Die exponentielle Vermehrung des medialen Hintergrundrauschens durch die Verbreitung des Internets wie auch die Schockwelle des Bestechungsskandals Calciopoli haben das Phänomen „Moviola“ aber nur ins unerträgliche verstärkt. In einem Land, das 3 tägliche Sportzeitungen unterhält und in dem jede Tageszeitung täglich (!) mehrere Seiten dem Fußball widmet, war die Schiedsrichter-Analyse schon immer Passion. Denn natürlich müssen alle diese Kommunikationskanäle auch irgendwie mit Kommunikation gefüllt werden. Und da ein Spiel auch hier nur 90 Minuten dauert, muss es eben unendlich in die Länge gezogen, diskutiert, analysiert, zerstückelt und bewertet werden. Auch wenn natürlich danach weiterhin seine eigene Meinung zum Fall hat. So wie die Anhänger Inters weitgehend den Erleuchtungen ihres Messia folgen und ein undurchsichtiges „Komplott“ gegen den eigenen Verein vermuten (der knappe 60 Ligaspiele ohne Elfmeter gegen sich verbuchte und sich gerade anschickt, zum fünften mal nacheinander die Meisterschaft zu gewinnen). So wie sich die Anhänger der Viola sowieso seit Jahrzehnten benachteiligt fühlen wie deren Präsident della Valle diese Woche noch einmal gesondert erklärte. So wie der AC Milan vor 2 Jahren auf der offiziellen Website eine minutiöse Auflistung der Schiedsrichterbenachteiligungen veröffentlichte, gleich mit „korrigierter“ Tabelle. So wie die Anhänger der „Alten Dame“ Juve sich seit Calciopoli sowieso benachteiligt sehen, weil es „da oben“ noch „etwas gutzumachen“ gäbe. So wie sich der AS Roma und Napoli sowieso seit Jahrzehnten unterdrückt sehen. So wie eigentlich alle anderen Mannschaften auch.

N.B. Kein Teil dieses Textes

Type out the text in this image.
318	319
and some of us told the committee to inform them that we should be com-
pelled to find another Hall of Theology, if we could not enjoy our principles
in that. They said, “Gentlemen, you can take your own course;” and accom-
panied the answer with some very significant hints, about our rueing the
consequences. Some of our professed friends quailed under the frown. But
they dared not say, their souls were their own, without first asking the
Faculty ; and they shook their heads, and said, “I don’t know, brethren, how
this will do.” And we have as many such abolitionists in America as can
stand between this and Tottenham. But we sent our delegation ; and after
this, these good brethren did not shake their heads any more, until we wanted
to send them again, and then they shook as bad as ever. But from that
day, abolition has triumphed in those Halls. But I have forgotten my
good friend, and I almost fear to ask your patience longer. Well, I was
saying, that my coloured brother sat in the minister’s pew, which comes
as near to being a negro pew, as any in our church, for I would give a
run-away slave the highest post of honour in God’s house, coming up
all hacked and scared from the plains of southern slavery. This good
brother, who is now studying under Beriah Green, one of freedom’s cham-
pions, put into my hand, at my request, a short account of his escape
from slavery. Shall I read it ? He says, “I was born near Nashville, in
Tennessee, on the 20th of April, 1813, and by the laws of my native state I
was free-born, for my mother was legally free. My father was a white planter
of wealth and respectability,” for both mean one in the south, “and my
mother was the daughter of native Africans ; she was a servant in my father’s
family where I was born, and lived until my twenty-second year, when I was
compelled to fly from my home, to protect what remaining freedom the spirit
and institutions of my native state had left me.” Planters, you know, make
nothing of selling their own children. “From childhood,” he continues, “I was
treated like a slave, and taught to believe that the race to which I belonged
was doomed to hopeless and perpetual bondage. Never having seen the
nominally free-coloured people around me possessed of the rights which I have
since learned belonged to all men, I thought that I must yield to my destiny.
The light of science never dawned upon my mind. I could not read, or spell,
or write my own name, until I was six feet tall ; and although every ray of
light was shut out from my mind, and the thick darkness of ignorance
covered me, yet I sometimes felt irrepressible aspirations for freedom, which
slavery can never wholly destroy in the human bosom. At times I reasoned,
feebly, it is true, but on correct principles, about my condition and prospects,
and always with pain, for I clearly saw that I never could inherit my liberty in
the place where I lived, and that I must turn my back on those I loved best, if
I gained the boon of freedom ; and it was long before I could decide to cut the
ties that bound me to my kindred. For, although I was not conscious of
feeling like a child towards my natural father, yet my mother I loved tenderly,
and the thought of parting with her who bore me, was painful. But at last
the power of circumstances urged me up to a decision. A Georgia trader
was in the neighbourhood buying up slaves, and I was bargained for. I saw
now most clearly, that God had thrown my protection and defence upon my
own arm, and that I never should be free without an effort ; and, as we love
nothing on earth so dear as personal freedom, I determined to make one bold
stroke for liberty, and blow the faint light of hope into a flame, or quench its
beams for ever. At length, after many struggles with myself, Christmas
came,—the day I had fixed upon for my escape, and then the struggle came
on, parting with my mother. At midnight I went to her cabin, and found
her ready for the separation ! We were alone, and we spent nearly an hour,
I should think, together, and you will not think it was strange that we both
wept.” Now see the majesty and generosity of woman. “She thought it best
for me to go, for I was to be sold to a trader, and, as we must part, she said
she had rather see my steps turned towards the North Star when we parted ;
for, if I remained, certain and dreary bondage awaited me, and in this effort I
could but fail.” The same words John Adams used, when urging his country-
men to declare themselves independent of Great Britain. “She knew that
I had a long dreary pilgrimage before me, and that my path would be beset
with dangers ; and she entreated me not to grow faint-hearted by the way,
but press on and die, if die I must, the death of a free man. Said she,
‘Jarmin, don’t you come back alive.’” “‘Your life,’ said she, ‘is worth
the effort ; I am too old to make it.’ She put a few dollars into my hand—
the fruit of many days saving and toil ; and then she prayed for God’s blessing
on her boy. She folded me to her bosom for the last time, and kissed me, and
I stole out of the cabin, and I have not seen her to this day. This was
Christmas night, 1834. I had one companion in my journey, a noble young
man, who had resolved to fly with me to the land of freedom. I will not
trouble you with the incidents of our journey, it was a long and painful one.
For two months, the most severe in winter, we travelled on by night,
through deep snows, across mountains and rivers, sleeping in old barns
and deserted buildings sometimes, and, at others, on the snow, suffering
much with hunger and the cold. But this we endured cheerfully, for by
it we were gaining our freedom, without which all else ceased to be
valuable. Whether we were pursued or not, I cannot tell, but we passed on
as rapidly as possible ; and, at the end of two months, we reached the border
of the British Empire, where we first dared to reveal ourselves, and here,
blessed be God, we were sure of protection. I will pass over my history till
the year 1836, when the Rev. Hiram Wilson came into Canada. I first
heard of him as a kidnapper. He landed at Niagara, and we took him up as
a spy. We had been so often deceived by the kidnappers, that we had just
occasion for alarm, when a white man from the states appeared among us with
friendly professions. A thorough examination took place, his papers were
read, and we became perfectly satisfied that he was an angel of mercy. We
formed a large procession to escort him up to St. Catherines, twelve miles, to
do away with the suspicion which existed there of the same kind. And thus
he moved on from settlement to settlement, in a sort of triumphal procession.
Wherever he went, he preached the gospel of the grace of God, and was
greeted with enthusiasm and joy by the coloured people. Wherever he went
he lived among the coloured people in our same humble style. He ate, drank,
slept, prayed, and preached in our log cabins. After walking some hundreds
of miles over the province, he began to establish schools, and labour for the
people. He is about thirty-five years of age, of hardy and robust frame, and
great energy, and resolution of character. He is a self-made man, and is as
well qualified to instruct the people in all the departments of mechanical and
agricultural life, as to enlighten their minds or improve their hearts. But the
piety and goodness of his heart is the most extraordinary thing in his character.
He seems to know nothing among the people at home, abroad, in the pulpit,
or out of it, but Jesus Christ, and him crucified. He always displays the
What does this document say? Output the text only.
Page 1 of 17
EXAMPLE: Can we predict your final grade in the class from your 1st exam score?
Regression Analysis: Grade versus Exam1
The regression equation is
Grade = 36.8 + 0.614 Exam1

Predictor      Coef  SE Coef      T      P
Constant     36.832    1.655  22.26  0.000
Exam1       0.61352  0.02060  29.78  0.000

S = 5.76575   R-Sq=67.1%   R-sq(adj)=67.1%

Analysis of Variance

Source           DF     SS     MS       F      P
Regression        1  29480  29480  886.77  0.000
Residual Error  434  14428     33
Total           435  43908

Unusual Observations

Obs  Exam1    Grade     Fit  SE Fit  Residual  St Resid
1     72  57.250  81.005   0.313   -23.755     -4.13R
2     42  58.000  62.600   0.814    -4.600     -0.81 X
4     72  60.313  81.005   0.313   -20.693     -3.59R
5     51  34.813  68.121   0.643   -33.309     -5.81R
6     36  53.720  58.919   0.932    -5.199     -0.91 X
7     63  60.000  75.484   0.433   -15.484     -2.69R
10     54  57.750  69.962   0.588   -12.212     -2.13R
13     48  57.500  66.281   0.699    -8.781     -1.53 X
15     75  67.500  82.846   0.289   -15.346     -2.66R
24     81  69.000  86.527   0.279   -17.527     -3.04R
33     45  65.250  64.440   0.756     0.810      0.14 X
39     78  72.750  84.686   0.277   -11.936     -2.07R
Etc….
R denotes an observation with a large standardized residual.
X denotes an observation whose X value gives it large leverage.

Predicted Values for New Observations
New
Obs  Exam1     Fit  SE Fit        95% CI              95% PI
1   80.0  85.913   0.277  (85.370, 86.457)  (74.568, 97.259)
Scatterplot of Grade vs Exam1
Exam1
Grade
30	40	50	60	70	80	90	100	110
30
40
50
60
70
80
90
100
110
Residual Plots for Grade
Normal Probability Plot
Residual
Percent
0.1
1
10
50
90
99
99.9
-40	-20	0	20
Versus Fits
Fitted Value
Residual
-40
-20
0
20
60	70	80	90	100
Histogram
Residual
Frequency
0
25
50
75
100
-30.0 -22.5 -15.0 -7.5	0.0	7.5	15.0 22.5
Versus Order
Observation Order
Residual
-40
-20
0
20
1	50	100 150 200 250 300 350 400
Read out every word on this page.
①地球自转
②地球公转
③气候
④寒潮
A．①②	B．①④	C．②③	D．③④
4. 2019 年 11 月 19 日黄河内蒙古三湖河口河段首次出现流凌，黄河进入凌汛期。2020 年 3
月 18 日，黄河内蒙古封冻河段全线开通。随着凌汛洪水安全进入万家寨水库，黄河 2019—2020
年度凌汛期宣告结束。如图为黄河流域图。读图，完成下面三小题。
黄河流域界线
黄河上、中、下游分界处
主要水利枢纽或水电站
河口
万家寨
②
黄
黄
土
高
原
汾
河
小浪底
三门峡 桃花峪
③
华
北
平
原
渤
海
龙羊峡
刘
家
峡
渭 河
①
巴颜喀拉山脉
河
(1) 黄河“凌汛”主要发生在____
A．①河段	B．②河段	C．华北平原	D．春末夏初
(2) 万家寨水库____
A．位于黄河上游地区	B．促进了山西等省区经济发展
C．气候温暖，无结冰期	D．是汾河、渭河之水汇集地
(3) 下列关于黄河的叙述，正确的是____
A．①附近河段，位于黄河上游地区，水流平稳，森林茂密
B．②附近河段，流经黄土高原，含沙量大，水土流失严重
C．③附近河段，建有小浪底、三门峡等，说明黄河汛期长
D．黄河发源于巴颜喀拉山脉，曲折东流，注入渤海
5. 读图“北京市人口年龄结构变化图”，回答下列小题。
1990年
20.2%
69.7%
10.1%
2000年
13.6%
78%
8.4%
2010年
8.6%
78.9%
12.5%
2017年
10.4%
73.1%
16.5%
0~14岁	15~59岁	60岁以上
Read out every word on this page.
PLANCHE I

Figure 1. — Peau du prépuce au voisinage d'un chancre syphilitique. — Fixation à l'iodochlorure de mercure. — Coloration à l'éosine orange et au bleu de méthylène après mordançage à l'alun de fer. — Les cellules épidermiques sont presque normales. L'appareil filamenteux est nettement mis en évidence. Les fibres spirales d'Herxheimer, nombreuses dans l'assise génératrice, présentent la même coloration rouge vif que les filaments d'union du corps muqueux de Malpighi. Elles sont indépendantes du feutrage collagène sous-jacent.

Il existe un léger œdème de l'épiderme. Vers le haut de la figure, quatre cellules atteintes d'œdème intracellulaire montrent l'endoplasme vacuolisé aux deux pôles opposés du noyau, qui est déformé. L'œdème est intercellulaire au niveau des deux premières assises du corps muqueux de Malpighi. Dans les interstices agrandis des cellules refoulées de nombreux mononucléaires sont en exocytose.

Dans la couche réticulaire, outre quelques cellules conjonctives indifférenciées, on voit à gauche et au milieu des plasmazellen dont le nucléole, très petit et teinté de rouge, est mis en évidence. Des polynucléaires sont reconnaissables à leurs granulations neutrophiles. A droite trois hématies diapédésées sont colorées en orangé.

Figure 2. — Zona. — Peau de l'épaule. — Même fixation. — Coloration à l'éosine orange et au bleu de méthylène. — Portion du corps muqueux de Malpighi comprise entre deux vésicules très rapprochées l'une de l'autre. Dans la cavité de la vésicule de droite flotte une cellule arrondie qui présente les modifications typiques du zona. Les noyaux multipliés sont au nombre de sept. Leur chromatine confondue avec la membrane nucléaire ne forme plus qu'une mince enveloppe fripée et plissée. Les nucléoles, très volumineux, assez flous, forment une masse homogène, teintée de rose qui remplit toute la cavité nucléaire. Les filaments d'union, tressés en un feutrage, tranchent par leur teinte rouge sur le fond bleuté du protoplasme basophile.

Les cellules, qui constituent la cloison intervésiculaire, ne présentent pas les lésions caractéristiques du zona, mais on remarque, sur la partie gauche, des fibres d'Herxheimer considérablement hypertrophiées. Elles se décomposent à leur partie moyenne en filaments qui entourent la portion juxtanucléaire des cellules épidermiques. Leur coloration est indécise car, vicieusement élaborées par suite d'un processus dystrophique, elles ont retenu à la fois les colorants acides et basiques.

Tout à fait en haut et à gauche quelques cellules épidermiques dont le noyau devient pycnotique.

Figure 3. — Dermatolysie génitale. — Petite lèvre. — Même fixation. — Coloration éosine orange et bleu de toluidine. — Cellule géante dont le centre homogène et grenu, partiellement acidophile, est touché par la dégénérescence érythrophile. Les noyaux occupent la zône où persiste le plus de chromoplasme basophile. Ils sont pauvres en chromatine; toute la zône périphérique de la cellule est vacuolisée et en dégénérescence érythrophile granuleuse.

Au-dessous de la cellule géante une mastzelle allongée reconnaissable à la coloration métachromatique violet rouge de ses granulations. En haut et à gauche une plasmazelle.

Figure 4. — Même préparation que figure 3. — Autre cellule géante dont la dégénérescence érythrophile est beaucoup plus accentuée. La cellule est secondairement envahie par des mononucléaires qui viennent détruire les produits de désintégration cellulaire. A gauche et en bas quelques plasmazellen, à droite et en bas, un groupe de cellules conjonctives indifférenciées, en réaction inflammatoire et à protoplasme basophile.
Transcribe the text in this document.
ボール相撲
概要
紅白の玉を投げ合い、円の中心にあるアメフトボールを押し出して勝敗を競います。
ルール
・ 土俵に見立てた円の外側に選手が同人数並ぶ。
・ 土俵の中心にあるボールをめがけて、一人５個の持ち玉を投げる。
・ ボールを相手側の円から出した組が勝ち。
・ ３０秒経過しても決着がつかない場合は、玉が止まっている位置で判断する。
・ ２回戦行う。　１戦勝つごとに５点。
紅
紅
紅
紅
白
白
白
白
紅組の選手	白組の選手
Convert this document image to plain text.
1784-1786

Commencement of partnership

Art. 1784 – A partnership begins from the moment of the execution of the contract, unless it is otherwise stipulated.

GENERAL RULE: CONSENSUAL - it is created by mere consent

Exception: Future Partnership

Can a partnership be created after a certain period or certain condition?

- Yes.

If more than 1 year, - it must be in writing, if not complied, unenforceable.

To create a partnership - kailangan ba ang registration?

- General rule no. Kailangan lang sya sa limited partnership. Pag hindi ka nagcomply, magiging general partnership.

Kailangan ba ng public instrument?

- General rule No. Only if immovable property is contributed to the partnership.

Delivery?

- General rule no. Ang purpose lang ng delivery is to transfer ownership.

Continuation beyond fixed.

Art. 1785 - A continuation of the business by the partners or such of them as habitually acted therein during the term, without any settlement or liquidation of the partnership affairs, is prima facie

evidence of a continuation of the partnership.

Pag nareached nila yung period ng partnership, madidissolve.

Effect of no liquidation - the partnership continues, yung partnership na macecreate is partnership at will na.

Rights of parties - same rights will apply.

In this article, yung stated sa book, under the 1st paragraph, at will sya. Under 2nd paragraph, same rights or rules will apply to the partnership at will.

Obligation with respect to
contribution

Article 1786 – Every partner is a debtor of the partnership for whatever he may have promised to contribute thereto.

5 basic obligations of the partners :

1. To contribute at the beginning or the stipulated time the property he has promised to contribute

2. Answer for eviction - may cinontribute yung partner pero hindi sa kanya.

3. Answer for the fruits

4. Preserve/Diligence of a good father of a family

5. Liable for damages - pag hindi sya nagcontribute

Das ist ja das eigentlich absurde an dem ganzen Theater: Am Ende werden alle immer nur benachteiligt. Selbst wenn man konstatiert, dass 9 von 10 Schiedsrichtern den Elfmeter für Florenz gegeben hätten, hat man als Milan-Fan fest im kollektiven Gedächtnis eingebrannt, dass man ja zwei Spieltage vorher im Spiel gegen Livorno auch skandalös um einen ebensolchen gebracht wurde, als der verteidigende Stürmer Christiano Lucarelli den stürmenden Verteidiger Thiago Silva im Strafraum legte. Was natürlich niemals ein Fan Livornos zugeben könnte, weil Livorno ja seinerseits wegen der politischen Gesinnung seiner Fans systematisch verfolgt wird. Und so dreht sich das Karussell lustig immer weiter, bis es am Ende nur noch Verlierer gibt: Die eigene Mannschaft verliert sowieso, weil die ja immer benachteiligt wird. Aber es verliert auch der Sport, denn Flavio Briatore hat recht: Fußball-Italien ist Gefangener der Zeitlupe. Niemand nimmt sich mehr Zeit für eine Spielanalyse. Im Land, in dem Ergebnisse mehr zählen als irgendwo sonst, zerfällt das Spiel in Episoden, Bruchstücke, Splitter.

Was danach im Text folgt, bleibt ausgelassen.